FCA letter highlights risks in UK wealth management industry

Thursday, 16 November 2023
The Financial Conduct Authority (FCA) has written a letter to all chief executives of wealth management firms setting out what it regards as the key risks for the industry in the UK and urging firms to make more effort to prevent financial crime.

The letter is aimed at firms that manage portfolios, provide retail-focused stockbroking services, operate as a private bank or provide outsourced services to wealth managers. It emphasises the need for them to understand their financial crime risks, reminding them of cases in which firms in the sector have lost their clients significant sums to scams and fraud or have enabled laundering of the assets of illegitimate clients.
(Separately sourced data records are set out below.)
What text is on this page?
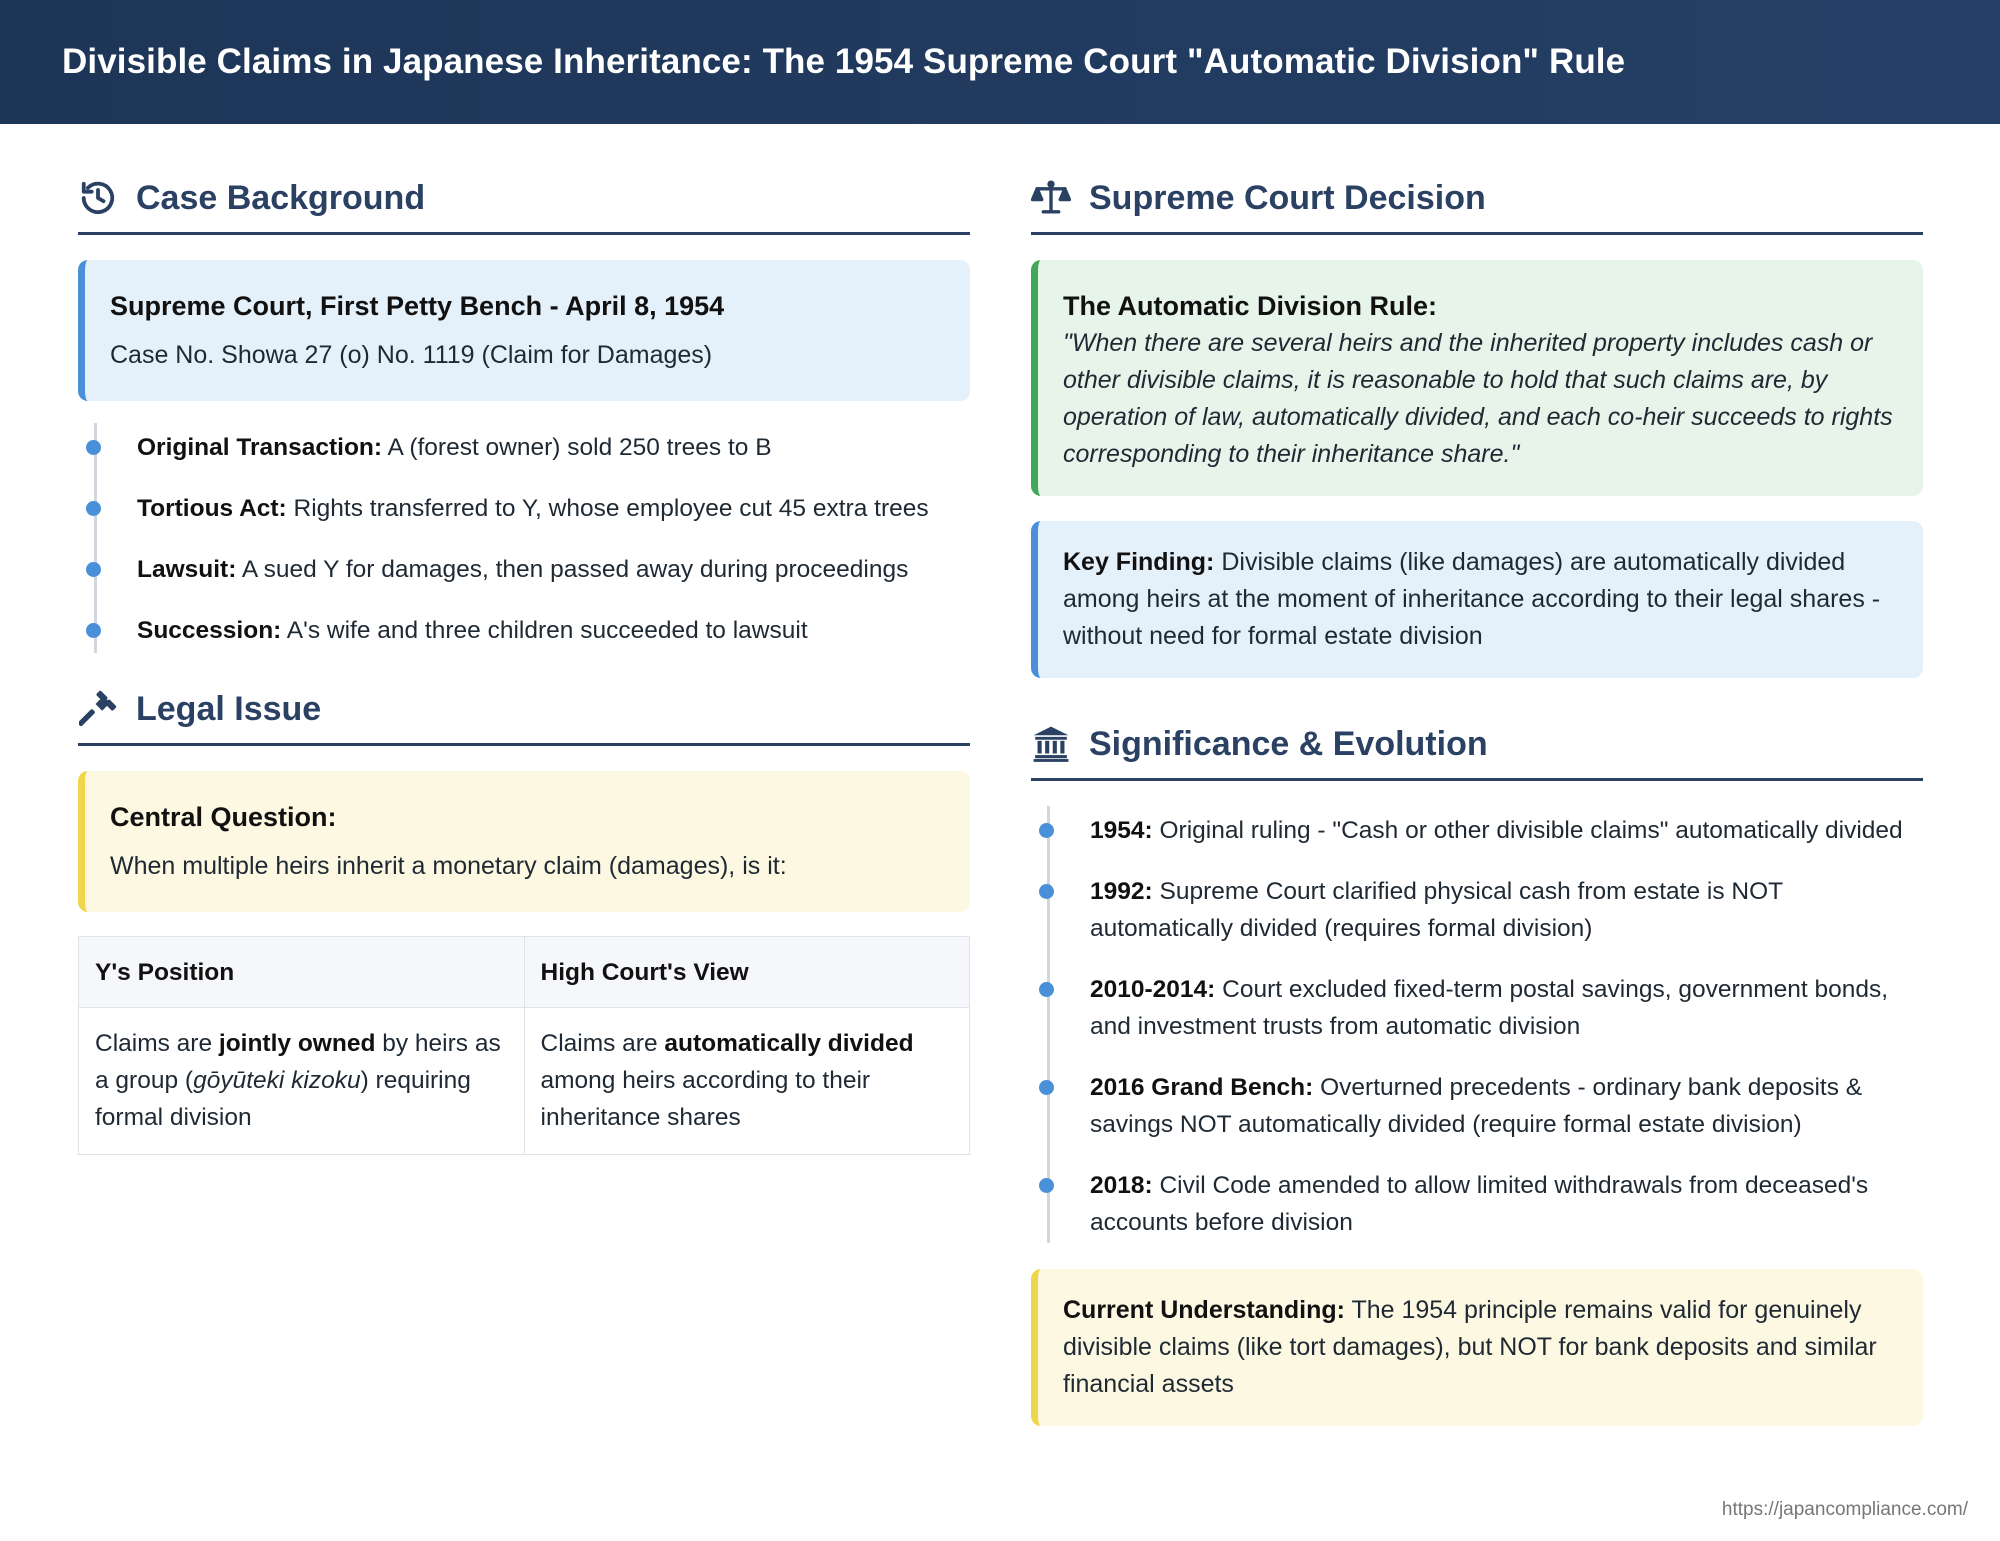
Divisible Claims in Japanese Inheritance: The 1954 Supreme Court "Automatic Division" Rule
Case Background
Supreme Court, First Petty Bench - April 8, 1954
Case No. Showa 27 (o) No. 1119 (Claim for Damages)
Original Transaction: A (forest owner) sold 250 trees to B
Tortious Act: Rights transferred to Y, whose employee cut 45 extra trees
Lawsuit: A sued Y for damages, then passed away during proceedings
Succession: A's wife and three children succeeded to lawsuit
Legal Issue
Central Question:
When multiple heirs inherit a monetary claim (damages), is it:
Y's Position	High Court's View
Claims are jointly owned by heirs as a group (gōyūteki kizoku) requiring formal division	Claims are automatically divided among heirs according to their inheritance shares
Supreme Court Decision
The Automatic Division Rule:
"When there are several heirs and the inherited property includes cash or other divisible claims, it is reasonable to hold that such claims are, by operation of law, automatically divided, and each co-heir succeeds to rights corresponding to their inheritance share."
Key Finding: Divisible claims (like damages) are automatically divided among heirs at the moment of inheritance according to their legal shares - without need for formal estate division
Significance & Evolution
1954: Original ruling - "Cash or other divisible claims" automatically divided
1992: Supreme Court clarified physical cash from estate is NOT automatically divided (requires formal division)
2010-2014: Court excluded fixed-term postal savings, government bonds, and investment trusts from automatic division
2016 Grand Bench: Overturned precedents - ordinary bank deposits & savings NOT automatically divided (require formal estate division)
2018: Civil Code amended to allow limited withdrawals from deceased's accounts before division
Current Understanding: The 1954 principle remains valid for genuinely divisible claims (like tort damages), but NOT for bank deposits and similar financial assets
https://japancompliance.com/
The amount of assets under management combined with the seriousness of the dangers make this one of the higher-risk sectors of financial service firms in the FCA's jurisdiction, it says. 'We expect your firm to not knowingly or otherwise engage or facilitate frauds, scams, or money laundering; understand your financial crime risks by identifying who your clients are, including their expected transaction patterns and corporate structure; not carry out tick box compliance exercises or outsource responsibility to third parties; and ensure you have robust and effective systems and controls to counter financial crime and money laundering in a proportionate and risk-based way.'

The letter also notes that consumers have been exposed to inappropriately high-risk or complex investments and have sometimes been advised to invest in poor-value products and services. Firms should not uprate their clients from retail to professional status unless this decision is supported by robust systems and controls, given the loss of protections, the FCA notes. They should also change poor pricing practices where they exist. The FCA also says it has encountered situations where portfolio managers have taken advantage of established relationships with clients to obscure risks of unsuitable portfolios that are not aligned to the client's risk profile.

It further focuses on firms' actions on the new consumer duty that came into force on 31 July 2023, singling out particular failings in respect of the duty's four specified outcome measures. These include, among other things, the promotion or selling of products or services that are too high-risk or complex for most consumers, inadequate assessments of client vulnerability and unclear disclosures on fees and charging structures.

Law firm Osborne Clarke notes that the tone of the letter shows that ‘the FCA intends to be very robust in its supervision of firms in this area (and enforcement against such firms, where it considers this action appropriate).’

'We recommend firms’ CEOs take action now to ensure that their relevant committees are responsible for reviewing each of the areas highlighted in the letter, ensuring that there are no gaps between the firm's practices and the FCA’s expectations', comments law firm Macfarlanes.